Fragmentations of Geometric Inaccuracy

One. Shape as self-sufficient and silent, sithering and song. For one day alone, we adventured to seek for symmetry in our daily life. We stared at each other, and through each other’s eyes, borrowing perception and bringing it back home to ourselves. Split in half, two pieces that make a mirrored whole, and for a month we vowed to not look in the mirror, not even once. And after a month, we could hear objects speak to us, in a slight tinnitus whisper that whirled and winded throughout our byzantine ear canals. The objects had taken on human disturbances, schizophrenic mechanical pencils, and lighters that went through periods of seasonal affective disorder. Our cigarettes lamented the loss of their tobacco trees, depressed and decongested from months of claustrophobic cigarette packs. And the lights. The lights they flickered their eyelids to hide their tears; PTSD, I’m sure, and a long-standing complex from being unable to be bright as the sun.
Two. A child wants to be reincarnated into an electromagnetic field. We tell him that we are not sure, but that it may be possible, if he was a good boy. There were pulsing waves that lapped at the shores of our sleep, promising song in the key of morning and mended cardigan sweaters. A stranger whistles a never before heard tune, it translates into nightfall and we know
that the end is near.
Three. Without even making a sound, you are my background noise. Cupped in petaled hands, the light pink of faded Indian Dupioni silk curtains. And growing still, fighting against the deceitful photomontages with their eternally closed eyes of unblinking darkness.

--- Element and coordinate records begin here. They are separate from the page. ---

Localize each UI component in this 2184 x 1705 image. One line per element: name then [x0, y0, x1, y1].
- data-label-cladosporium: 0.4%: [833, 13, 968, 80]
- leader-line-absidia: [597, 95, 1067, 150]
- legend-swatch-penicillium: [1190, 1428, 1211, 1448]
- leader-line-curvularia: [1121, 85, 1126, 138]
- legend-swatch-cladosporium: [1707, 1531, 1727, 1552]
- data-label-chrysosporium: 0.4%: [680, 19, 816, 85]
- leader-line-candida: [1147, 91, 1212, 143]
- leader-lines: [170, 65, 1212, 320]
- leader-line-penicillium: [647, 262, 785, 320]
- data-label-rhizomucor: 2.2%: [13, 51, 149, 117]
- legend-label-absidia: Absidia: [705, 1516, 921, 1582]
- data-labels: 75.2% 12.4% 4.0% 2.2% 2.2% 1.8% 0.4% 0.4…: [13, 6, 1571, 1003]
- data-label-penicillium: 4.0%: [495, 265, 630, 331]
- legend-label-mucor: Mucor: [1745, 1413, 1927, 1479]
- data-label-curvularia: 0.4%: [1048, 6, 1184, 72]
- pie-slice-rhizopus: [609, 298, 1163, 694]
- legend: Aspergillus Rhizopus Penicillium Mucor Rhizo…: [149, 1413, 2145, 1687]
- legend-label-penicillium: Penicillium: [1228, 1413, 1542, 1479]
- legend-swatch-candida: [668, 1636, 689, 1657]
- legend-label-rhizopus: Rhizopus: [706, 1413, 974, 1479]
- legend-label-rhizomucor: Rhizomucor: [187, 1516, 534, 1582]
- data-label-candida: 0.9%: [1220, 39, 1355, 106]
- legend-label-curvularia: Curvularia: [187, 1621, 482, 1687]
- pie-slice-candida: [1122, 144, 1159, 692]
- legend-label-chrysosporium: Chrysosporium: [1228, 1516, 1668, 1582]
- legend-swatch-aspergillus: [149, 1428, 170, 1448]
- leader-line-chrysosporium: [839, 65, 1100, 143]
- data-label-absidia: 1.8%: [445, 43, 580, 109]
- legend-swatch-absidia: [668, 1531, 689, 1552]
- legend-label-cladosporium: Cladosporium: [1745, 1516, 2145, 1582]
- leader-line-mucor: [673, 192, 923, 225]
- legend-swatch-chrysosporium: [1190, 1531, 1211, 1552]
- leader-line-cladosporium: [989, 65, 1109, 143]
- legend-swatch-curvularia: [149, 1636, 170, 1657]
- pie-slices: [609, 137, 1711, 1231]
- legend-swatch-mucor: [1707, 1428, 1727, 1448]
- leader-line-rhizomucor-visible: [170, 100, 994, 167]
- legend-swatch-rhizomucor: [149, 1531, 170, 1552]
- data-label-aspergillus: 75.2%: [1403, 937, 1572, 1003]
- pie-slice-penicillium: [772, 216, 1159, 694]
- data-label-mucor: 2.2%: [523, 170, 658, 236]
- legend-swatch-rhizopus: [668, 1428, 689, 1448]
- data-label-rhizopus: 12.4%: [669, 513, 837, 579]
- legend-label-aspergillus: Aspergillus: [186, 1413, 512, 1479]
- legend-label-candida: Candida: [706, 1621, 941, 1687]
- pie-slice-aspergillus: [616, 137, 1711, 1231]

The ensemble of silence, speaking inside of our thoughts and waiting for our own echoes to tell us something more.

Takeki Ishihara labored many years to acquire a BFA in drawing and painting, only to realize that it had very little to contribute to his career as a writer. He now spends his days lamenting his pursuits in academia and writing vigorously to reclaim the years he has lost. He lives in Dallas, TX, regretfully so.